Ustaya adını sordum, Pakistanlı Nasır Abdullah olduğunu söyledi. Hamidettin Ateş Efendi Hazretleri`nin büyüklüğüne bakın ki bize iş buyuruyor. İş de Allah`ın lütfu hikmeti biz gitmeden hazırlanıyor. Yaşadığım bu olay karşısındaki halet-i ruhiyemi ifade ve izah etmekte maalesef kelimeler kifayetsiz kalıyor. Allah Teâla`nın fazlı ve lütfu o kadar açık ki? Bizlere Efendi Hazretlerini tanıma fırsatını veren Allah (c.c.)`ya ne kadar hamd ve şükür etsek azdır. O mübarek zatı tanımak ne büyük bir şereftir.
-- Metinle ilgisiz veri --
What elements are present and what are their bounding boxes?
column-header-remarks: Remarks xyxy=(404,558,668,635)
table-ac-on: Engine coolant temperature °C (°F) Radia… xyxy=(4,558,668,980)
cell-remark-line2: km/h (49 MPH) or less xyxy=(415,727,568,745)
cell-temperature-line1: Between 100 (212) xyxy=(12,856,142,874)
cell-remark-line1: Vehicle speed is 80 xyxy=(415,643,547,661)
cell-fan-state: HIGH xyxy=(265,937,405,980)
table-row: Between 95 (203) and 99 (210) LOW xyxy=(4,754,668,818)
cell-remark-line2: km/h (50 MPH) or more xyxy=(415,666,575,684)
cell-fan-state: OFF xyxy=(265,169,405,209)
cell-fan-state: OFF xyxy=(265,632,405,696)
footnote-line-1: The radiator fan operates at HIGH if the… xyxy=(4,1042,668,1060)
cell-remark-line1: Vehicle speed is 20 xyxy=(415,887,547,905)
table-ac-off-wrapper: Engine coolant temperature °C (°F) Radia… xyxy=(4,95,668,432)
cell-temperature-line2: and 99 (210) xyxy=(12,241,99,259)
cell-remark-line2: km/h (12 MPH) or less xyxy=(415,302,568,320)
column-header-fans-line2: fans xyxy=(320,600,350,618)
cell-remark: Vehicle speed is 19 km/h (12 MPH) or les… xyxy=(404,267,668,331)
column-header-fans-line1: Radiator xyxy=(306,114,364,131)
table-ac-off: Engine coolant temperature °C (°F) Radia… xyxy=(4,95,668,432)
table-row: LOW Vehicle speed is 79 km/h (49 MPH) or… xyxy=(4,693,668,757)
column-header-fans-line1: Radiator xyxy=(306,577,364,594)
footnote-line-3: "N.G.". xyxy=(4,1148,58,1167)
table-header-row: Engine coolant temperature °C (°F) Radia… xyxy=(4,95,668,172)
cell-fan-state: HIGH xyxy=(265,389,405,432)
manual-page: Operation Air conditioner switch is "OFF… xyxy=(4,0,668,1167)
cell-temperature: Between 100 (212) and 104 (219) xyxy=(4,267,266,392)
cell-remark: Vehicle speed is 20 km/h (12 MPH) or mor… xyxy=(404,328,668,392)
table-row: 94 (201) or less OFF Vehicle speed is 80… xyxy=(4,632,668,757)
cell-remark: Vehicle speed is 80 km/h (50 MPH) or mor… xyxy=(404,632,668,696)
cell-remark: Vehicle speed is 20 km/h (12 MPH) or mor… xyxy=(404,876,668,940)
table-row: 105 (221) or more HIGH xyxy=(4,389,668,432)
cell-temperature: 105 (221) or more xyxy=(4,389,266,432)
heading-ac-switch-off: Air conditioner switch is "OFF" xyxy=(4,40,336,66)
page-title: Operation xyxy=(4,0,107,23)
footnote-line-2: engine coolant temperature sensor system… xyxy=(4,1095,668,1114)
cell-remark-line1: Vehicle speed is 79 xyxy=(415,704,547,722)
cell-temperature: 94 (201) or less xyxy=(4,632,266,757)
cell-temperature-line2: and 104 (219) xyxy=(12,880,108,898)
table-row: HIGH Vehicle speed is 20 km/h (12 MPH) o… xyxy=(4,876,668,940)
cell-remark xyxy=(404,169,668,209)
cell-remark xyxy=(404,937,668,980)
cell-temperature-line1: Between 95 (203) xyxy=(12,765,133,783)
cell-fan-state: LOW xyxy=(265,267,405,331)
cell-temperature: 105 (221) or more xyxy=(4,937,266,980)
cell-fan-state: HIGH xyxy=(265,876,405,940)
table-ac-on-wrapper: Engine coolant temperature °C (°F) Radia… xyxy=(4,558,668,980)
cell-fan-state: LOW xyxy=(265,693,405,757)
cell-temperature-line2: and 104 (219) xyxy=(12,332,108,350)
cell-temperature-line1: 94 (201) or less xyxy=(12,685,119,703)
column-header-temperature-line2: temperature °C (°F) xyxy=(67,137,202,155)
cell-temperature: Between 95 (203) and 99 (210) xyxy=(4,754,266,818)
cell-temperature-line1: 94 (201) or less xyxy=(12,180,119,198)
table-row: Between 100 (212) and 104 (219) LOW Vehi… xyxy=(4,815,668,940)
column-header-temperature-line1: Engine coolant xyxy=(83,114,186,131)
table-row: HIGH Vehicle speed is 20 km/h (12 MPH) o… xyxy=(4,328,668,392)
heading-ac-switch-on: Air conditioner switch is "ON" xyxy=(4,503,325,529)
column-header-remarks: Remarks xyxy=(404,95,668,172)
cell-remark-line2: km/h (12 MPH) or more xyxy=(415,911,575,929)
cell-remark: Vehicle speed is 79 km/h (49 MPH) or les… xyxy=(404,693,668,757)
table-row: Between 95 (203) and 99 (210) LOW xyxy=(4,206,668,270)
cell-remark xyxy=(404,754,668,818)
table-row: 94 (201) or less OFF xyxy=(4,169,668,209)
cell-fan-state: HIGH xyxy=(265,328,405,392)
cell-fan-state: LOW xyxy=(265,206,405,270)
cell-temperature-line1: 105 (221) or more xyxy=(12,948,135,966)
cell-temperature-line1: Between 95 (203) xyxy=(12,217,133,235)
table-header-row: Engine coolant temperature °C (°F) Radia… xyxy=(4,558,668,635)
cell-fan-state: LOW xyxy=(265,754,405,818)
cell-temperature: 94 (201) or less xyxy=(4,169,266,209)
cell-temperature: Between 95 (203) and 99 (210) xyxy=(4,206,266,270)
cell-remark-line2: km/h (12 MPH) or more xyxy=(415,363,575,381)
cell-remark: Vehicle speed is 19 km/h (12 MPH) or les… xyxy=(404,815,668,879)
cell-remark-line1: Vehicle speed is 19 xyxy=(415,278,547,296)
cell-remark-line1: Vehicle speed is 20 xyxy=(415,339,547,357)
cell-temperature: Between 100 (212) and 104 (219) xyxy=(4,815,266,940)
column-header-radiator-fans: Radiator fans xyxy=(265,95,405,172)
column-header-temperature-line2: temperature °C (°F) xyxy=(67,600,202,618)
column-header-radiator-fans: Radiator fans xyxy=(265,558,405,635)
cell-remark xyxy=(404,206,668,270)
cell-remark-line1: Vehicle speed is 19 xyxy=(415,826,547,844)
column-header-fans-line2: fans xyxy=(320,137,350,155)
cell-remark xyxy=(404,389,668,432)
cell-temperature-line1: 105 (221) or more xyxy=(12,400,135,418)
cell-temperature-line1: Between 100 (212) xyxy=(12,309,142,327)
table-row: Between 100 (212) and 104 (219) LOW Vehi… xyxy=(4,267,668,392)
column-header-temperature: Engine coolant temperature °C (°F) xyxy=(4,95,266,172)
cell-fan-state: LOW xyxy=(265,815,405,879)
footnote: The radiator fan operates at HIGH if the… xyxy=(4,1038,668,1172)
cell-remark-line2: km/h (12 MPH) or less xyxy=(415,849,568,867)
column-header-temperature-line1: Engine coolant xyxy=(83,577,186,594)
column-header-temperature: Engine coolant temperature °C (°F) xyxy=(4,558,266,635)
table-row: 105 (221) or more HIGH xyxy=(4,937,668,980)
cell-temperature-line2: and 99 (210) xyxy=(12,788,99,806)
Bu kâğıdı mail yoluyla tarayıp vakfa gönderdim. Cami meydanındaki mermerler bu ölçüler esas alınarak hazırlanıp döşenmiş. Sanıyorum benim göndermiş olduğum ölçüler, Darende Somuncu Baba Külliyesine orantılı olarak biraz küçültülerek, ortalama ölçülerde 30x60 ebadında mermer uygulaması yapılmış. Gelelim bu seneye? Efendi Hazretleri`nin gelişine en çok biz sevindik, hem evimizde bir akşam misafir ettik, hem de tavafta, Arafat`ta,  Müzdelife`de, Mina`da yanında bulunarak hac farizamızı ifa ettik. Çok mutlu olduk. Allah bütün gönül dostlarına, mü`min kardeşlerimize, sevdikleriyle hac ve umreler nasip eylesin?